Humanitarian Health Action

Providing health services in countries disrupted by civil wars

A comparative analysis of Mozambique and Angola 1975-2000

Enrico Pavignani and Alessandro Colombo, February 2001
20 May 2005

Introduction

1.1 This study has been commissioned by WHO, Department of Emergency and Humanitarian Action, under the programme Health as a Bridge for Peace, co-funded by Italy and DFID/UK. Its main aim is to analyse the health sector in Mozambique and Angola since the late seventies, in order to extract and document lessons on the possible influence of sector investment in mitigating conflict, fostering reconciliation and clearing the path for recovery, which may be useful in similar complex emergencies. Mozambique and Angola are a good case in point of two countries that, bearing many common features at independence, have evolved along strikingly divergent paths. Thus, the conflicts that have for so many years marked their politics, economies and societies have culminated in opposite outcomes. More specifically, the study attempts:

  • to explore the contribution of the health sector in creating or promoting opportunities for peace;
  • to compare the two countries with respect to the role of the different players, factors and context, internal and external, in shaping events in the health sector;
  • to analyse the capacity of the health sector in the two countries to respond to the health needs of the population, in a context of economic crisis, war and disruption, and
  • to discuss the post-conflict challenges and opportunities of the sector rehabilitation in Mozambique, which are likely to present themselves also in Angola and other countries affected by conflict, once a peace settlement will be reached.
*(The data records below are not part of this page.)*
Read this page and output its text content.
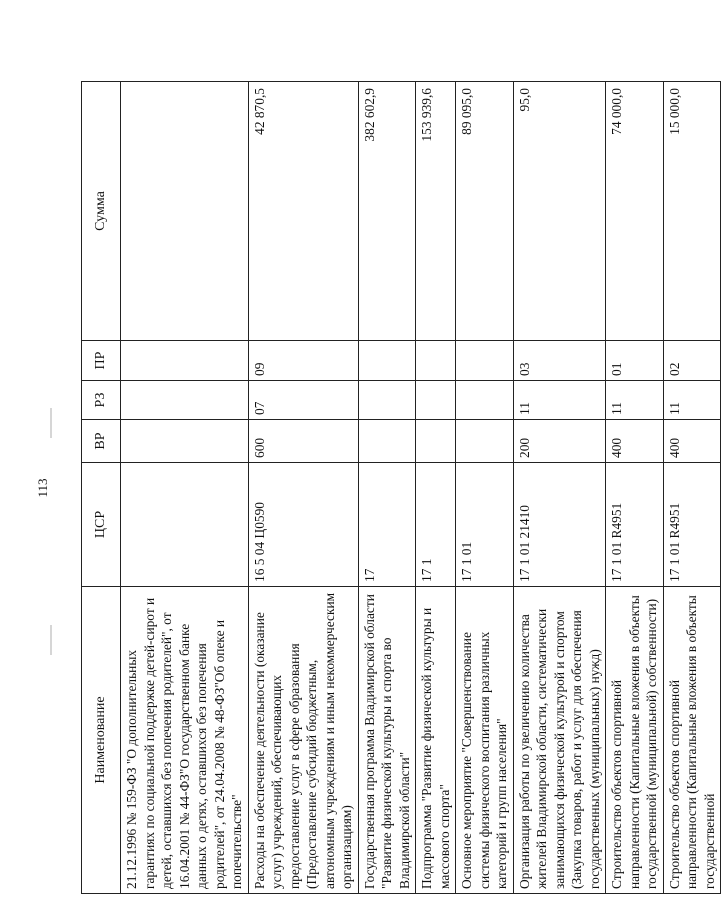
113
Наименование	ЦСР	ВР	РЗ	ПР	Сумма
21.12.1996 № 159-ФЗ "О дополнительных гарантиях по социальной поддержке детей-сирот и детей, оставшихся без попечения родителей", от 16.04.2001 № 44-ФЗ"О государственном банке данных о детях, оставшихся без попечения родителей", от 24.04.2008 № 48-ФЗ"Об опеке и попечительстве"					
Расходы на обеспечение деятельности (оказание услуг) учреждений, обеспечивающих предоставление услуг в сфере образования (Предоставление субсидий бюджетным, автономным учреждениям и иным некоммерческим организациям)	16 5 04 Ц0590	600	07	09	42 870,5
Государственная программа Владимирской области "Развитие физической культуры и спорта во Владимирской области"	17				382 602,9
Подпрограмма "Развитие физической культуры и массового спорта"	17 1				153 939,6
Основное мероприятие "Совершенствование системы физического воспитания различных категорий и групп населения"	17 1 01				89 095,0
Организация работы по увеличению количества жителей Владимирской области, систематически занимающихся физической культурой и спортом (Закупка товаров, работ и услуг для обеспечения государственных (муниципальных) нужд)	17 1 01 21410	200	11	03	95,0
Строительство объектов спортивной направленности (Капитальные вложения в объекты государственной (муниципальной) собственности)	17 1 01 R4951	400	11	01	74 000,0
Строительство объектов спортивной направленности (Капитальные вложения в объекты государственной	17 1 01 R4951	400	11	02	15 000,0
It has been documented in several countries that Health can play a positive role in mitigating political tensions in post-conflict, as it has occurred in Mozambique. The evidence on sector’s sustained contribution to reconciliation during the crisis (or its short lulls) is, however, scantier, as the experience of Angola, and, at a lesser extent of Mozambique, show. The report, in its conclusions, attempts to analyse the conditions and circumstances under which the sector can contribute to the peace process.

1.2 Contextual, external factors exert a strong influence on the health sector, in terms of policy formulation, implementing capacity, external support, etc. A comparative analysis of the health sector in different phases of conflict and post-conflict, therefore, calls for an understanding of the histories and of the different political, economic and military contexts of the two countries over time. On the other hand, the analysis of humanitarian crises and their impact on health and on the health sector reveals a number of common features, some almost invariant from the specific context of the country or from the root causes of the emergency: “population displacement, food scarcity, malnutrition, high morbidity and mortality, including violence intentionally directed at civilians, and severe mental stress” [WHO, 1999].

1.3 The impact of conflicts on health has been documented in different countries [Zwi et al., 1999; Ugalde et al., 1999], the severity varying according to the scale and duration of violence, the possibility of fleeing to safe havens, and the degree and effectiveness of assistance provided. Attacks on health systems have become common components of military strategy in civil wars, and the consequences for sector policies, financing capacity and human resource base have been analysed in countries as diverse as Uganda and Cambodia [Macrae et al., 1993; Lanjouw et al., 1999]. In different contexts, the health sector faces similar challenges, first in meeting increasing health needs with reduced resources during the conflict, and then in defining its recovery strategy once the emergency is over. Further, publicly run health services, by belonging to states whose legitimacy is being challenged, face additional difficulties. Finally, the same dilemmas of neutrality, legitimacy and sustainability of emergency relief confront aid agencies in most conflict situations. [Macrae, 1997]. The above factors account, at least partially, for the remarkable similarities existing in international aid policy and practice [Bradbury, 1998]. However, as most current conflicts are characterised by complex political and economic dynamics, and originate from entangled historical and structural antecedents, an informed understanding of the context is crucial if neutrality and impartiality are to be preserved, and if an adequate assistance is to be provided. Duffield, in a study on Angola and Bosnia, critically argues that similar humanitarian interventions have been carried out in such dissimilar social and economic systems, concluding that “relief operations are functionally blind to the specific conditions that confront them” [Duffield, 1994a]. The implications of this peculiar insensitivity of the aid industry to context will be discussed later in relation to Mozambique and Angola.